While some analysts point to ebbing demand for gasoline and forecasts for high temperatures through December as signs the oil, gasoline and heating oil markets are adequately supplied, others say low heating oil inventories and refinery activity shows supplies are tight.
As a result, some analysts believe oil will fall to $65 a barrel or lower, following a typical seasonal pattern, while others expect futures to break that pattern and push toward $90 a barrel.
U.S. light, sweet crude for November delivery fell $2.20 to settle at $79.02 per barrel on the New York Mercantile Exchange, its lowest close in nearly a month.
Gasoline for November fell 4.91 cents to settle at $2.0002 per gallon.
Nymex heating oil fell 6.39 cents to settle at $2.1596 per gallon.
Natural gas futures fell 22.7 cents to settle at $6.846 per 1,000 cubic feet, extending Friday's 33.9 cent decline. Analysts say investors are selling off a "storm premium" that had been built into natural gas prices; the market now believes that no tropical weather systems pose a serious threat to critical gas and oil infrastructure in the Gulf of Mexico.
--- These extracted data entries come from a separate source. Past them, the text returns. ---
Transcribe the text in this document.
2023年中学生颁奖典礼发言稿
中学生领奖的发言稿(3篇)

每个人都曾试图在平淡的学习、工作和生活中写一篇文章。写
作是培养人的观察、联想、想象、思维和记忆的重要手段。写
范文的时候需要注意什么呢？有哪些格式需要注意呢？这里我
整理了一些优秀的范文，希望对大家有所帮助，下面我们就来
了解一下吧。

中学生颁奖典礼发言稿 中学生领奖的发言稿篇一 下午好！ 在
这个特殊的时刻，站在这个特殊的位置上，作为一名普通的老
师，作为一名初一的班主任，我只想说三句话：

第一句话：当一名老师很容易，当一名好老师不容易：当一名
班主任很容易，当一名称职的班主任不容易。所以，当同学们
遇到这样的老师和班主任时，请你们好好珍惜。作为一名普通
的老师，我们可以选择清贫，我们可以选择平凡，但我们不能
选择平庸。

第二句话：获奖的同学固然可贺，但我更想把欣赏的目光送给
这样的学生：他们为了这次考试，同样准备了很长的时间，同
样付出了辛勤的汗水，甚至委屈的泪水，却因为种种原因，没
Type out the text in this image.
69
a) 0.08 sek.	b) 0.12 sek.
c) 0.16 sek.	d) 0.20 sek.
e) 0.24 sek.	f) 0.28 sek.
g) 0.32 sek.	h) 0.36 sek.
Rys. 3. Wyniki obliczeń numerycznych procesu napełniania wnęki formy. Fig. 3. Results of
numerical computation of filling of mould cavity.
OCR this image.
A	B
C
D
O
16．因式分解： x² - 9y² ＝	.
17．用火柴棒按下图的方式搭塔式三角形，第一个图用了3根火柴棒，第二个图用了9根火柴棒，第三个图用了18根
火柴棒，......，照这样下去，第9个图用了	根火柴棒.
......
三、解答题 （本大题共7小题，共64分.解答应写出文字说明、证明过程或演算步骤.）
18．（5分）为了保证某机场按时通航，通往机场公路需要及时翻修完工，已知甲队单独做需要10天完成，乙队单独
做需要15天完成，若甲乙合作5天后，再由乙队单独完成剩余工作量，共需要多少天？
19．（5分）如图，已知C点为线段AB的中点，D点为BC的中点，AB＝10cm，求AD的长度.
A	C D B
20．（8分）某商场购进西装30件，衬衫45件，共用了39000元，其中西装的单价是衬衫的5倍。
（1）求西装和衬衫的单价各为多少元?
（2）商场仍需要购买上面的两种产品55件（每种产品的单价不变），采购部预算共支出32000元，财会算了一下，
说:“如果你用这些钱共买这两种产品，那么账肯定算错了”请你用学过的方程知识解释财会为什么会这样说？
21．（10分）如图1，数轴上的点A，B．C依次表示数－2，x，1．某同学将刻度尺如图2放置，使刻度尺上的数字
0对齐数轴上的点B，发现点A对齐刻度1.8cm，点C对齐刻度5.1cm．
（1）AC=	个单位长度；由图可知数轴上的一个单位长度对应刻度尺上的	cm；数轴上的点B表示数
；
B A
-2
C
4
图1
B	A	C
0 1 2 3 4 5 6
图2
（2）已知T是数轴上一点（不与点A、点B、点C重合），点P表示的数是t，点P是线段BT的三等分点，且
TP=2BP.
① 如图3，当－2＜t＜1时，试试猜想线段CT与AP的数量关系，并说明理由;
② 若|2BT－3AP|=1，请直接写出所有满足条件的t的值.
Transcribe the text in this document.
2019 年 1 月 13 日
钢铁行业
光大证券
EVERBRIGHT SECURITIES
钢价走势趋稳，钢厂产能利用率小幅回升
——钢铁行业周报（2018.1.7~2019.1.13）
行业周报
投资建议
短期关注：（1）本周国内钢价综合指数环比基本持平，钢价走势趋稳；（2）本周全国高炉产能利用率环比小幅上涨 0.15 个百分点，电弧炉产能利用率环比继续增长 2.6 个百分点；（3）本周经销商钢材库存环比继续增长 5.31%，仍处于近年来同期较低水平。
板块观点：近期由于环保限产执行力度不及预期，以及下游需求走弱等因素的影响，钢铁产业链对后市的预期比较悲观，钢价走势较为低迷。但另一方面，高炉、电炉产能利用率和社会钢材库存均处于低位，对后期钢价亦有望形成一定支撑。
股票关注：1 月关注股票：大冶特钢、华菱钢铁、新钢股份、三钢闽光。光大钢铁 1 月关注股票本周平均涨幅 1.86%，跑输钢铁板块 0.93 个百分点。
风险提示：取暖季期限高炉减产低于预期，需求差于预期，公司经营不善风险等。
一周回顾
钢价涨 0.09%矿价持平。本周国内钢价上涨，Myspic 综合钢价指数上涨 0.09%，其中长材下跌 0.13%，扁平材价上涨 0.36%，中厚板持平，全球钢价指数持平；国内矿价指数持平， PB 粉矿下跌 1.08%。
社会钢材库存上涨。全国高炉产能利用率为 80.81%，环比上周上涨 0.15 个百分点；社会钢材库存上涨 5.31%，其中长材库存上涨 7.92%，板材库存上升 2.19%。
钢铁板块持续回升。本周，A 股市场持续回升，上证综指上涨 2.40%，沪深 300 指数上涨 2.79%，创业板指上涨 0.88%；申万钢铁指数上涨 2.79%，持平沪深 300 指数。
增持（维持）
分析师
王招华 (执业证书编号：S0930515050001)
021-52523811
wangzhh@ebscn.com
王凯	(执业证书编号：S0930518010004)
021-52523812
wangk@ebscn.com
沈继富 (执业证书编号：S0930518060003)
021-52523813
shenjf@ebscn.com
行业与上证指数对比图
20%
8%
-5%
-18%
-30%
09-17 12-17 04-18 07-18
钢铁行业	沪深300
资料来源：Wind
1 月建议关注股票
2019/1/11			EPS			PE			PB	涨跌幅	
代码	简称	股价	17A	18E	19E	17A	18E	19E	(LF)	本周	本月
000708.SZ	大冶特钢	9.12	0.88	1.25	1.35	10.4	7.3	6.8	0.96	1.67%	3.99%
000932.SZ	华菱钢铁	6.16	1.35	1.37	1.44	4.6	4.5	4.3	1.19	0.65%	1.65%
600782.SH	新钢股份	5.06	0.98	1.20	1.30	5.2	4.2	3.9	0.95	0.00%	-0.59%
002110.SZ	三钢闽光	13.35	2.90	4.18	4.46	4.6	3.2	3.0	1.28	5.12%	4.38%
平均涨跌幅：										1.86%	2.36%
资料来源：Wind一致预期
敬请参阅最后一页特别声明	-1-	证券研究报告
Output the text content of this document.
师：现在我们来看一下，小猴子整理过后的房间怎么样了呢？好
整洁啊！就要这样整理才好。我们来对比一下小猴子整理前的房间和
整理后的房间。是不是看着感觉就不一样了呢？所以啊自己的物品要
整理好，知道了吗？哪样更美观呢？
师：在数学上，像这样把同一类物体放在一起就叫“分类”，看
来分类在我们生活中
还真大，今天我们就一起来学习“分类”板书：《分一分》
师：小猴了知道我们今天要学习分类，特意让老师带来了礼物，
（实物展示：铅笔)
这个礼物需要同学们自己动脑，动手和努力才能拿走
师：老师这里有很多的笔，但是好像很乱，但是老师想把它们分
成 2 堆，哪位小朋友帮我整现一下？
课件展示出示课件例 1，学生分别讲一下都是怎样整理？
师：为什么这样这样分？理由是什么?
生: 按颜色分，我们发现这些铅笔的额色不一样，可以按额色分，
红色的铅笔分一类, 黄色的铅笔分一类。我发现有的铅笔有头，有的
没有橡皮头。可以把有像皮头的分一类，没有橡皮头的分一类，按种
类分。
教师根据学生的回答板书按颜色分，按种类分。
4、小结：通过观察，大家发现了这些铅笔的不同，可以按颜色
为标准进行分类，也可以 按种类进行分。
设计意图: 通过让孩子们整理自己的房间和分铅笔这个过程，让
At the pump, meanwhile, gas prices slipped 0.3 cent overnight to a national average price of $2.767 a gallon, according to AAA and the Oil Price Information Service. Prices remain nearly 50 cents higher than one year ago, and nearly 50 cents below their May peak of $3.227 a gallon.
Gas prices have not risen back to the $3 range, as many analysts had expected, to keep up with oil's September surge. Some analysts think gas will hover around $2.75 a gallon for the rest of the year.
Analysts think this year's record gas prices have cut demand. That has kept prices from rising, but at the same time, high oil prices have kept gas from falling. Many analysts believe oil's September rally was largely due to an influx of speculative money.
While energy futures were lower all day, selling accelerated after Royal Dutch Shell said it was lifting "force majeure" on its Forcados oil terminal in Nigeria, which can pump 380,000 barrels of oil a day at full capacity. Force majeure is a legal condition under which a company can not be held liable for not meeting contractual obligations to customers.
The Forcados terminal was shut down by militant attacks in February 2006, but has been operating at 1 percent to 3 percent of capacity since this summer. In recent months, violence has abated in Nigeria, Africa's biggest oil producer and one of the top overseas suppliers to the United States.